Ich mag die Grünen nicht. Nicht, was Sie jetzt denken mögen... jaja, der alte weiße Mann, Ewiggestriger, sabbelsabbel… den Rest erspare ich mir jetzt. Wir kennen die Sprüche und Labels zur Genüge. Ich habe per se nichts gegen Grüne rein persönlich, aber häufig sind es die Eindrücke und die vorgelebte oder propagierte Lebensweise, die mich mindestens stutzen lassen. Mittlerweile aber auch erschrecken und erzürnen. Das Problem ist nicht mal die Moral, die ihnen, den Linken und Liberalen und vor allem den Grünen, anheim ist, sondern die Art und Weise, wie sie sie errreichen wollen.
Meine Nachbarn sind so welche von denen. Dass sich mittlerweile das Verhältnis schwer abgekühlt hat, soll mir nur recht sein, aber dienen sie mir immer als Modell-Grüne für die Art und Weise, wie wenig progressiv und viel mehr konservativ sie eigentlich sind. Dabei rede ich nicht von ihrem Wahlprogramm; das dürfte bekannt sein. Es sind die Begegnungen, im Treppenhaus, auf dem Weg zur Haustür, und was danach hängenbleibt. Zusätzlich auch die Dinge, die passieren, wenn du am wenigsten damit rechnest. Von den alten Spießern ist das wohl bekannt und bisher offensichtlich gewesen – Smalltalk am Gartenzaun, lächeln, Interesse heucheln. Aber wehe, ein Ast wächst auf´s eigene Territorium, dann artet das schon mal in einen Krieg aus, da würde gar Putin anerkennend einen Flunsch ziehen.

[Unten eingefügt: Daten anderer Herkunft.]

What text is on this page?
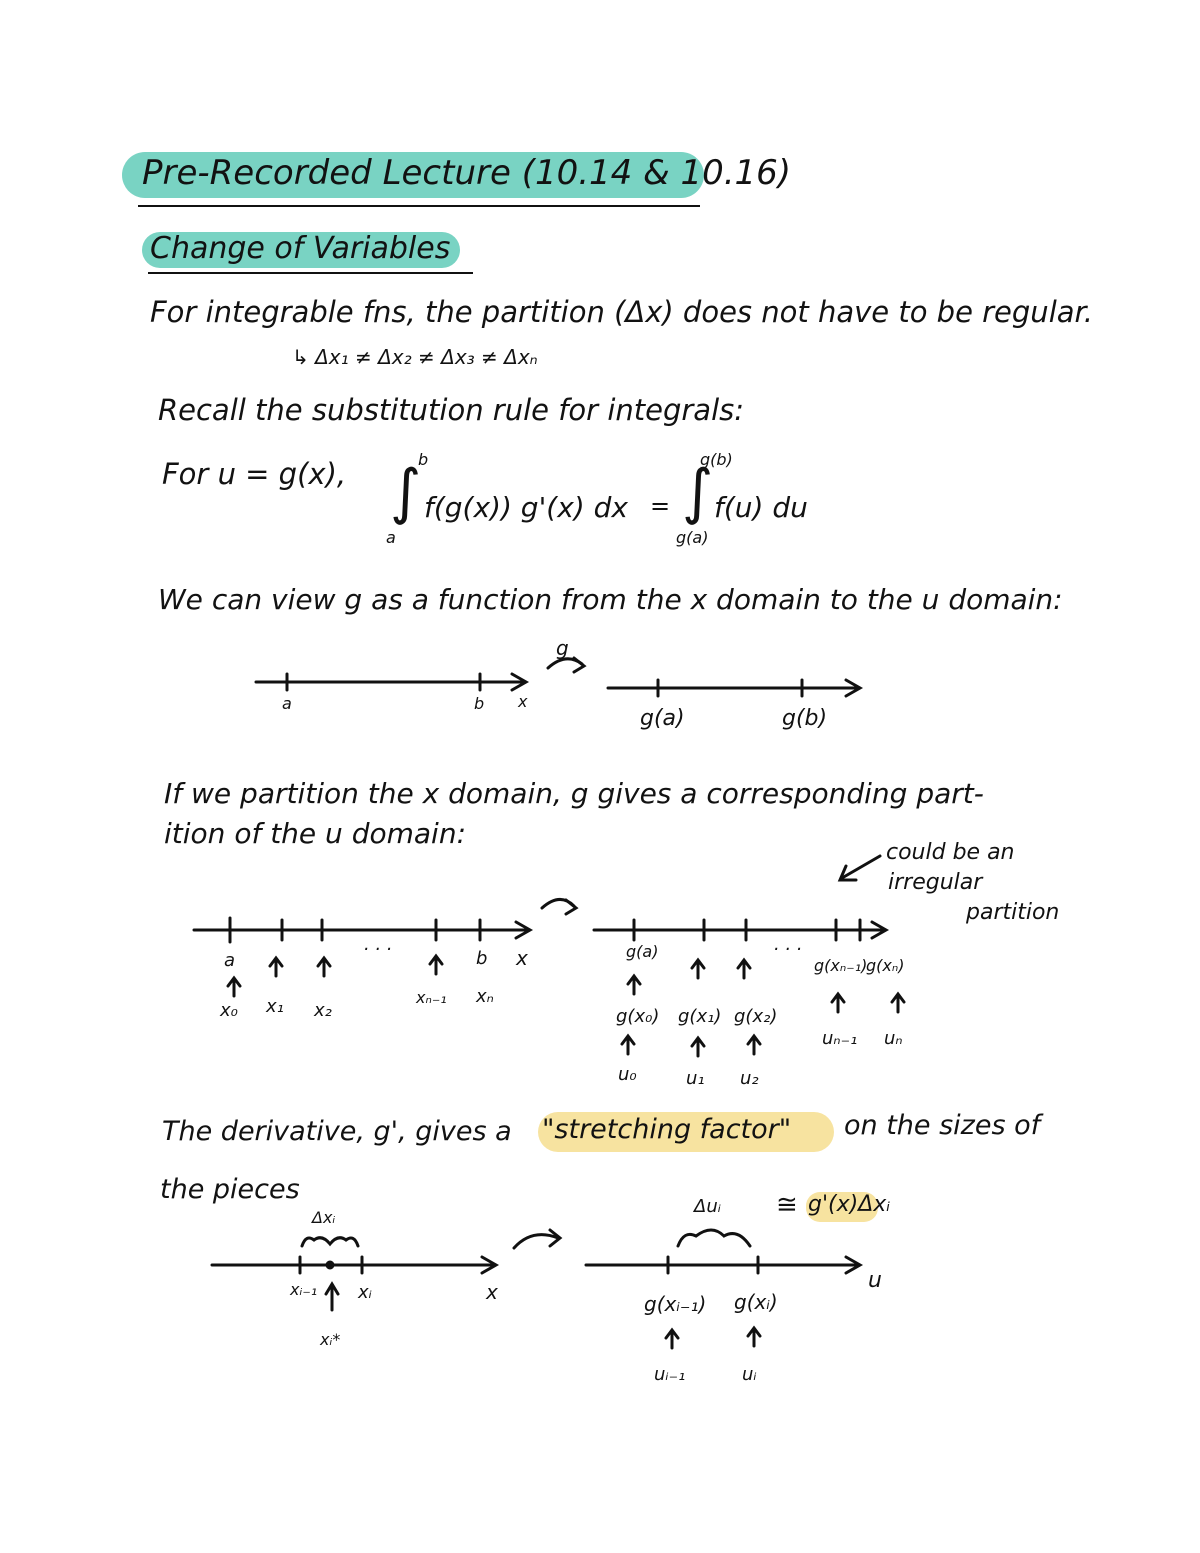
Pre-Recorded Lecture (10.14 & 10.16)
Change of Variables
For integrable fns, the partition (Δx) does not have to be regular.
↳ Δx₁ ≠ Δx₂ ≠ Δx₃ ≠ Δxₙ
Recall the substitution rule for integrals:
For u = g(x), ∫
b
a
f(g(x)) g'(x) dx = ∫
g(b)
g(a)
f(u) du
We can view g as a function from the x domain to the u domain:
g
a	b x
g(a)	g(b)
If we partition the x domain, g gives a corresponding part-
ition of the u domain:
a	b x
. . .
x₀ x₁ x₂
xₙ₋₁ xₙ
g(a)	. . .
g(xₙ₋₁)
g(xₙ)
g(x₀) g(x₁) g(x₂)
u₀	u₁ u₂
uₙ₋₁ uₙ
could be an
irregular
partition
The derivative, g', gives a "stretching factor" on the sizes of
the pieces
Δxᵢ
xᵢ₋₁ xᵢ
xᵢ*
x
Δuᵢ ≅ g'(x)Δxᵢ
g(xᵢ₋₁) g(xᵢ)
uᵢ₋₁	uᵢ
u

Der Unterschied von den neuen zu den alten Spießern ist deren Mentalität. Sie sind nicht offen aggressiv, sondern mehrheitlich passiv. Sie säuseln dir noch den guten Nachbarn vor, selbst wenn sie dir schon das Auto schrottreif gekloppt hätten (was sie eher nicht tun). Sie sind darin perfider, und vielleicht ist das sogar noch nerviger und aggressionsfördernder als die offene Feindschaft, in der man sich noch in die Augen starrt, wenn man gerade das Allerheiligste in Anwesenheit des Widersachers auseinandernimmt.
Korrekte, moderne Menschen zertrümmern dir nicht deinen Mercedes, sie suchen nach Fehlern. Und sie finden Fehler. Garantiert. Und sei es nur "egoistisches" Handeln und Denken. Falsch oder ungünstig parken, dass man mit dem Kinderwagen etwas beschwerlich aus der Haustür kommt, zu laute Musik, die irgendwen da draußen vom Nachtschichtschlaf wecken könnte, ein Witz, der bei einigen wenigen in den falschen Hals geraten könnte, oder man ist nur einer Meinung, die sie selbst anwidert. Sie wühlen gerne in den Kleinigkeiten. Präventive Ansprachen sind ihr Steckenpferd. Sie verlagern, ganzheitlich betrachtet, das Spießertum vom Physischen ins Psychische.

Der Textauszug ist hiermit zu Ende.